Wheat is sugar. Dessert. That’s what I’m taking away from Wheat Belly by William Davis.
Wheat is not what it used to be. The first wild wheat to be cultivated was einkorn with 14 chromosomes. Soon after einkorn naturally bred to produce emmer with 28 chromosomes. A few thousand years ago, emmer mated to produce Triticum tauschii, with 42 chromosomes. This sort of breeding between grasses was a relatively rare event. Relatively recently, humans started tinkering with the genetic structure of wheat, breeding it for higher yield and for resistance to disease and drought and heat. Modern strains cannot even survive without chemical support. There are now thousands of offsprings that are thousands of genes apart from the original einkorn.
Modern wheat can do all sorts of baking gymastics that einkorn could not do. Pastries, cakes, you name it. Wheat is yummy just like a Mars bar. A hit of wheat has a higher blood sugar response than white sugar. Besides fattening the belly, the insulin response causes a drop in blood sugar and a two-hour cycle of hunger. Wheat causes hunger. It is a vicious addictive cycle. It explains the carb addiction I have struggled with for years. Indeed, reducing my wheat consumption has helped me kick my habitual snacking. Carbs are not the worst of it. Wheat is about 10-15% protein, about 80% of which is gluten. For some people, gluten causes celiac disease, potentially a very serious immune response. Many people avoid gluten these days but the remaining proteins are also problematic, causing allergic and anaphylactic responses.

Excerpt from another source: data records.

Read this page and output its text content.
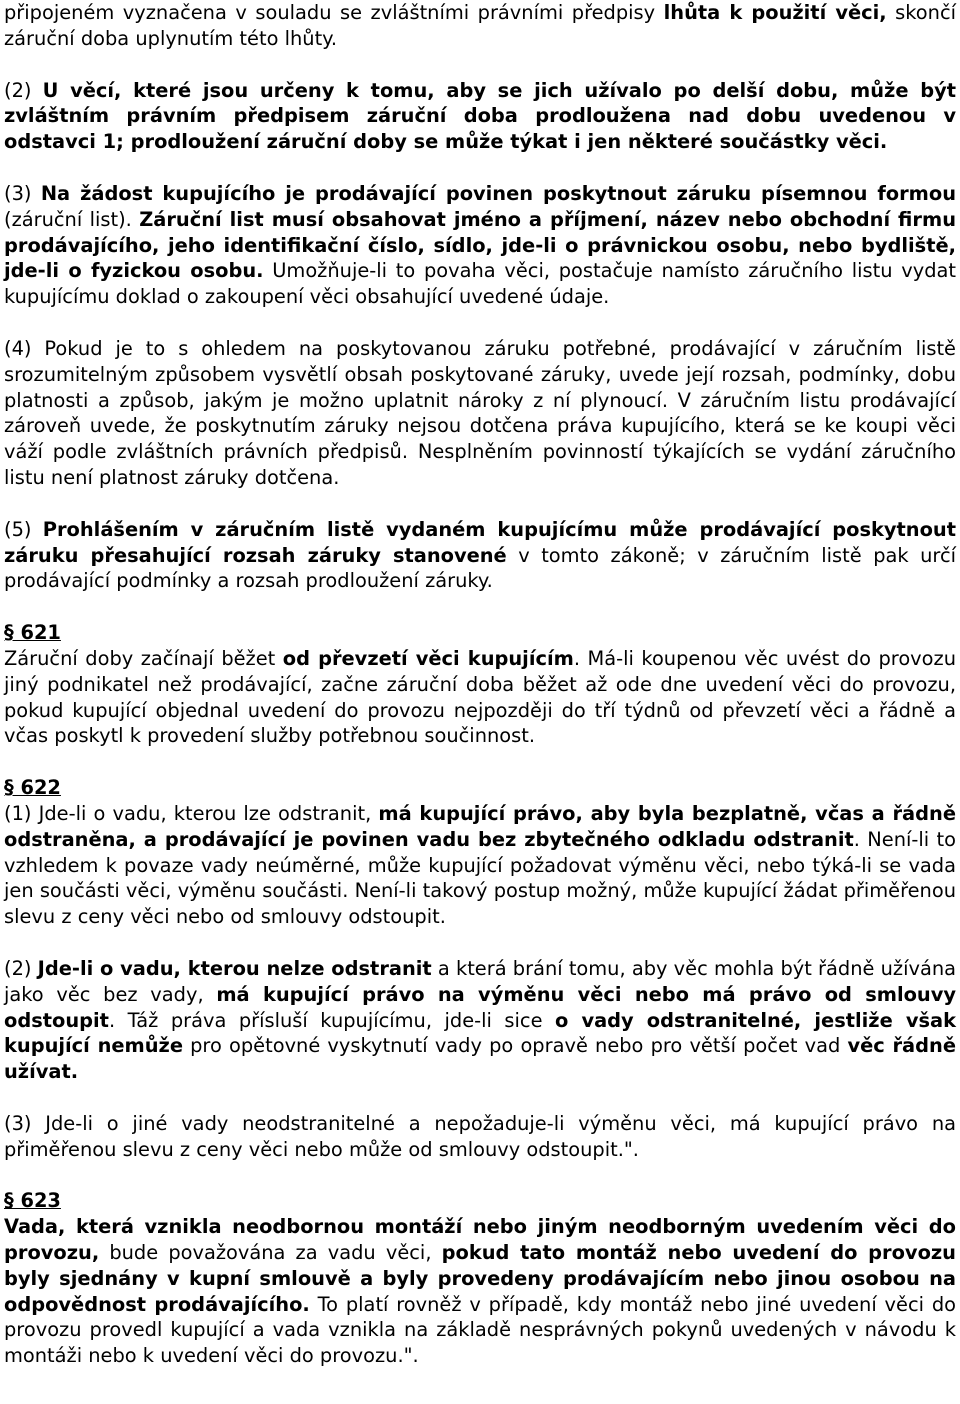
připojeném vyznačena v souladu se zvláštními právními předpisy lhůta k použití věci, skončí záruční doba uplynutím této lhůty.

(2) U věcí, které jsou určeny k tomu, aby se jich užívalo po delší dobu, může být zvláštním právním předpisem záruční doba prodloužena nad dobu uvedenou v odstavci 1; prodloužení záruční doby se může týkat i jen některé součástky věci.

(3) Na žádost kupujícího je prodávající povinen poskytnout záruku písemnou formou (záruční list). Záruční list musí obsahovat jméno a příjmení, název nebo obchodní firmu prodávajícího, jeho identifikační číslo, sídlo, jde-li o právnickou osobu, nebo bydliště, jde-li o fyzickou osobu. Umožňuje-li to povaha věci, postačuje namísto záručního listu vydat kupujícímu doklad o zakoupení věci obsahující uvedené údaje.

(4) Pokud je to s ohledem na poskytovanou záruku potřebné, prodávající v záručním listě srozumitelným způsobem vysvětlí obsah poskytované záruky, uvede její rozsah, podmínky, dobu platnosti a způsob, jakým je možno uplatnit nároky z ní plynoucí. V záručním listu prodávající zároveň uvede, že poskytnutím záruky nejsou dotčena práva kupujícího, která se ke koupi věci váží podle zvláštních právních předpisů. Nesplněním povinností týkajících se vydání záručního listu není platnost záruky dotčena.

(5) Prohlášením v záručním listě vydaném kupujícímu může prodávající poskytnout záruku přesahující rozsah záruky stanovené v tomto zákoně; v záručním listě pak určí prodávající podmínky a rozsah prodloužení záruky.

§ 621

Záruční doby začínají běžet od převzetí věci kupujícím. Má-li koupenou věc uvést do provozu jiný podnikatel než prodávající, začne záruční doba běžet až ode dne uvedení věci do provozu, pokud kupující objednal uvedení do provozu nejpozději do tří týdnů od převzetí věci a řádně a včas poskytl k provedení služby potřebnou součinnost.

§ 622

(1) Jde-li o vadu, kterou lze odstranit, má kupující právo, aby byla bezplatně, včas a řádně odstraněna, a prodávající je povinen vadu bez zbytečného odkladu odstranit. Není-li to vzhledem k povaze vady neúměrné, může kupující požadovat výměnu věci, nebo týká-li se vada jen součásti věci, výměnu součásti. Není-li takový postup možný, může kupující žádat přiměřenou slevu z ceny věci nebo od smlouvy odstoupit.

(2) Jde-li o vadu, kterou nelze odstranit a která brání tomu, aby věc mohla být řádně užívána jako věc bez vady, má kupující právo na výměnu věci nebo má právo od smlouvy odstoupit. Táž práva přísluší kupujícímu, jde-li sice o vady odstranitelné, jestliže však kupující nemůže pro opětovné vyskytnutí vady po opravě nebo pro větší počet vad věc řádně užívat.

(3) Jde-li o jiné vady neodstranitelné a nepožaduje-li výměnu věci, má kupující právo na přiměřenou slevu z ceny věci nebo může od smlouvy odstoupit.".

§ 623

Vada, která vznikla neodbornou montáží nebo jiným neodborným uvedením věci do provozu, bude považována za vadu věci, pokud tato montáž nebo uvedení do provozu byly sjednány v kupní smlouvě a byly provedeny prodávajícím nebo jinou osobou na odpovědnost prodávajícího. To platí rovněž v případě, kdy montáž nebo jiné uvedení věci do provozu provedl kupující a vada vznikla na základě nesprávných pokynů uvedených v návodu k montáži nebo k uvedení věci do provozu.".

Davis recommends a complete elimination of wheat from one’s diet. This may be the right choice for some people, especially if they are suffering from obesity or the many other symptoms he documents in detail. My personal response is more moderate. I accept that wheat is essentially dessert, and I will handle it as such, not as a part of a healthy diet but as an occasional treat.